Назначенный день вот-вот должен был наступить, а об Аристосе не было упоминаний. За девять дней до начала Игр разъяренная толпа в клочья разорвала писца, который обходил квартал Субуры. Все уже знали, что Аристос вполне оправился от ранений, полученных в последнем поединке со своим суперврагом Гиперионом. Впрочем, иначе и быть не могло. Злые языки утверждали, что за его выздоровление истово молились многие знатные женщины.

Так почему же его скрывали?

Тайна породила много противоречивых слухов, которые катились по городу подобно снежному кому, обрастая выдуманными подробностями. Говорили, что Аристос умер и что Домициан не хотел сообщать об этом до своего отъезда на войну с Дакией, так как всеобщий траур был бы дурным предзнаменованием и мог накликать беду на уходящие из Рима легионы. Другие говорили, что причина не в этом. На самом деле он сбежал с Юниллой, в одном из имений которой счастливая парочка наслаждается жизнью, потешаясь над всей суматохой.

И лишь за семь дней до открытия Игр имя Аристоса наконец-то появилось. Оно было написано красными буквами над всеми остальными именами и обведено черной краской. Горожан охватила радостная горячка. Писцов афиш угощали повсюду вином и дарили им подарки. Хозяева лавчонок, трактиров, мастерских украшали свои заведения гирляндами роз, словно был объявлен великий общественный праздник. Ко всеобщему ликованию соперником Аристоса должен был опять стать Гиперион Капуйский. В Рим уже начали стекаться болельщики Гипериона из его родного города. При встречах на улицах со сторонниками Аристоса дело доходило до рукопашной схватки. Множество голов было проломлено булыжниками или кирпичами. Ночью приверженцы Аристоса намалевали его имя на стенах базилики, где размещались городские суды. Это имя красовалось даже на храмах, что повергло в ужас чиновников, отвечающих за эти здания. Под покровом темноты болельщики гладиаторских боев установили в старом Форуме слепленные кое-как глиняные изваяния, имевшие отдаленное сходство с Аристосом и украшенные венками, которыми украшали победоносных полководцев. Жрецы, хранившие традиции предков, возмутились, посчитав все это святотатством. Сторонники Гипериона поспешили исправить положение и закидали статуи поросячьими кишками. Хозяева кабачков, вольноотпущенники и просто бездельники роились вокруг Великой школы денно и нощно, стараясь хоть на секунду увидеть своего кумира. Улицы, которые вели к Великой школе, стали непроходимыми в любое время суток. Здесь толпились люди из разных слоев общества: от проституток со своими переносными кабинками для моментальных сношений до известных адвокатов и патрициев, которые кропали стихи даже тогда, когда их несли в занавешенных носилках. Были среди них и граждане из дальних городов. И все разговаривали только о предстоящем поединке.

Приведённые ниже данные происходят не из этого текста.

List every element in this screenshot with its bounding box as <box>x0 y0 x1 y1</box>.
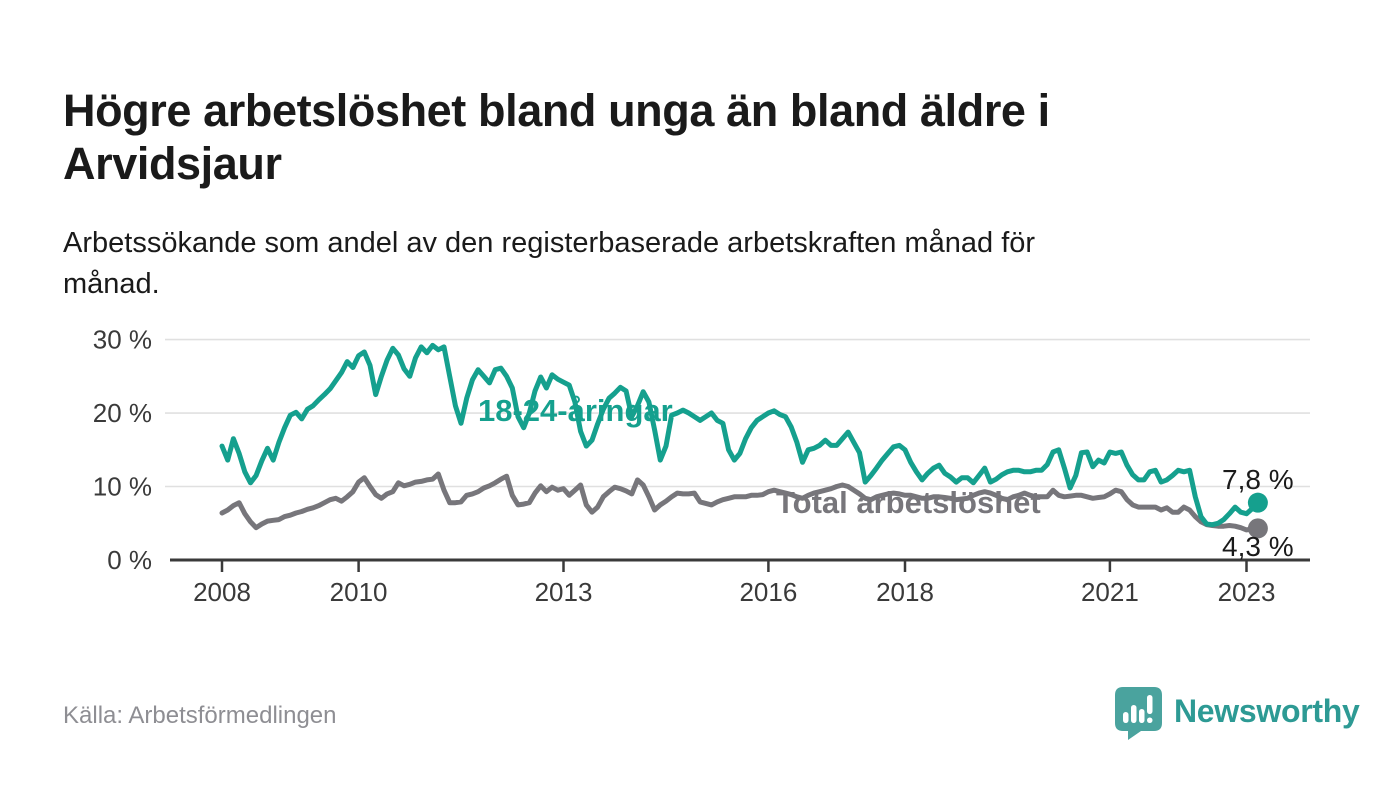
newsworthy-logo: Newsworthy <box>1114 687 1360 740</box>
series-line-total <box>219 471 1261 533</box>
end-value-label-youth: 7,8 % <box>1222 464 1294 495</box>
logo-text: Newsworthy <box>1174 693 1360 729</box>
page-title: Högre arbetslöshet bland unga än bland ä… <box>63 85 1050 190</box>
end-value-label-total: 4,3 % <box>1222 531 1294 562</box>
end-dot-youth <box>1247 492 1268 513</box>
chart-labels: 0 % 10 % 20 % 30 % 2008 2010 2013 2016 2018 2021 2… <box>93 325 1294 607</box>
end-dot-total <box>1247 518 1268 539</box>
gridlines <box>165 338 1310 488</box>
series-label-total: Total arbetslöshet <box>776 485 1041 520</box>
page-subtitle: Arbetssökande som andel av den registerb… <box>63 227 1036 300</box>
x-axis-label-2021: 2021 <box>1081 577 1139 607</box>
x-axis-label-2008: 2008 <box>193 577 251 607</box>
series-label-youth: 18-24-åringar <box>478 393 673 428</box>
x-axis <box>170 558 1310 572</box>
x-axis-label-2018: 2018 <box>876 577 934 607</box>
x-axis-label-2016: 2016 <box>739 577 797 607</box>
series-line-youth <box>219 342 1261 528</box>
series-lines <box>219 342 1261 533</box>
source-note: Källa: Arbetsförmedlingen <box>63 702 337 729</box>
y-axis-label-10: 10 % <box>93 472 152 502</box>
y-axis-label-0: 0 % <box>107 545 152 575</box>
x-axis-label-2010: 2010 <box>330 577 388 607</box>
x-axis-label-2023: 2023 <box>1218 577 1276 607</box>
bar-chart-speech-bubble-icon <box>1115 687 1162 740</box>
y-axis-label-20: 20 % <box>93 398 152 428</box>
x-axis-label-2013: 2013 <box>535 577 593 607</box>
y-axis-label-30: 30 % <box>93 325 152 355</box>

Все в точности соответствовало замыслу Домициана, который нарочно приказал до последнего не упоминать в публичных списках гладиаторов имя Аристоса. Все дело было в том, что он готовил убийство человека, занимавшего важный пост и пользовавшегося большим авторитетом у жителей Рима. Это злодеяние должно было пройти незамеченным на фоне всеобщего, искусно подогретого ажиотажа.

С исчезновением этого человека, как полагал Домициан, полоса неудач и бедствий, преследовавших его в последнее время, обязательно должна была кончиться.